Misclassification of employees can be extraordinarily expensive. According to Houston-based law firm Fulbright & Jaworski’s “Annual Litigation Trends Survey Report,” wage-hour claims are considered by attorneys to be the top area of financial exposure for companies.
Management attorney Judith Kramer with law firm Fortney & Scott in Washington, D.C., said employers found in violation of the Fair Labor Standards Act are liable for paying two years’ worth of back wages — three if violations are found to be “willful” — as well as “liquidated” damages that can double the back wages owed.
That means that if an employer is found liable for $1 million in back wages, liquidated damages of $1 million can be assessed, totaling a $2 million fine.
In 2011, business technology company Oracle Corp. settled a wage-hour class-action lawsuit spurred by the company’s decision to change the status of its quality assurance engineers, customer support engineers and project managers from exempt to nonexempt. According to court records, workers claimed that it did so without an examination of the work done by individual employees in these positions or a reassignment of tasks and responsibilities.

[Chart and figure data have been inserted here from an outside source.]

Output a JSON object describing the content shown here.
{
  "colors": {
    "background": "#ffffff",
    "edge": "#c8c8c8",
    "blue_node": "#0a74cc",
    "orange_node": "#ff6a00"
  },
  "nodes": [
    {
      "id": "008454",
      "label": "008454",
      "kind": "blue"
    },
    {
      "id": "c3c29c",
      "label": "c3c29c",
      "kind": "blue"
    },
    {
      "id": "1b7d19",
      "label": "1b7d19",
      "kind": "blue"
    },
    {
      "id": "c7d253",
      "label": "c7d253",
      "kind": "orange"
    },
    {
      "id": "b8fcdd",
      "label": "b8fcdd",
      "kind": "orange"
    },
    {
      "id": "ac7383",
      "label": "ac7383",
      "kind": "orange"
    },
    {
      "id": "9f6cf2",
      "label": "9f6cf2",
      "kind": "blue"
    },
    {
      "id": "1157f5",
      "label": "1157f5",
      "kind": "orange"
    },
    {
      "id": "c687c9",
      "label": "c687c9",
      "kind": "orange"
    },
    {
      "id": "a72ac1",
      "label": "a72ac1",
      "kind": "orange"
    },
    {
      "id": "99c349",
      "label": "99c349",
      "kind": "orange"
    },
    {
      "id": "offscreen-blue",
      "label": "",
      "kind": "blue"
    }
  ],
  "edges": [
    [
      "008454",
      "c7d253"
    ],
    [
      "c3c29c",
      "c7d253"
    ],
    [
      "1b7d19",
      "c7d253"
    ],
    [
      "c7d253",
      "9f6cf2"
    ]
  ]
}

Current and former employees in these jobs charged that back pay was required for the years they were classified as exempt workers. According to news reports, the case was ultimately settled for $35 million, equating to an average payout of $14,000 per class member on record in the lawsuit. Efforts to reach an Oracle spokesman were unsuccessful.
According to plaintiffs attorney and employee advocate Laura Ho, whose firm, Goldstein, Borgen, Dardarian & Ho, brought the case against Oracle, “an appealing target [of litigation] is a company who should know better, who can afford to pay its workers and a judgment, and who can help change the industry if there is an industrywide practice that is illegal.”
Attorneys Lawrence Ashe, Trish Treadwell and Paul Barsness of law firm Parker, Hudson, Rainer & Dobbs said that situations such as Oracle’s can be avoided by:
- Correcting problems immediately to prevent mounting damages. Addressing issues can freeze damages and eliminate expensive punitive damages for continuing to act in violation of the FLSA after you have become aware of your misclassification.
- Reassigning tasks to ensure compliance with classification guidelines. This requires coordination among several departments to identify exempt activities and redesign jobs.
- Confirming each employee’s scope of work by evaluating him or her on critical duties that qualify as exempt. This requires a job analysis that documents the importance and frequency of work activities.
- Conducting job and classification audits under the direction of counsel to ensure handbooks, policies, job descriptions and daily responsibilities are consistent.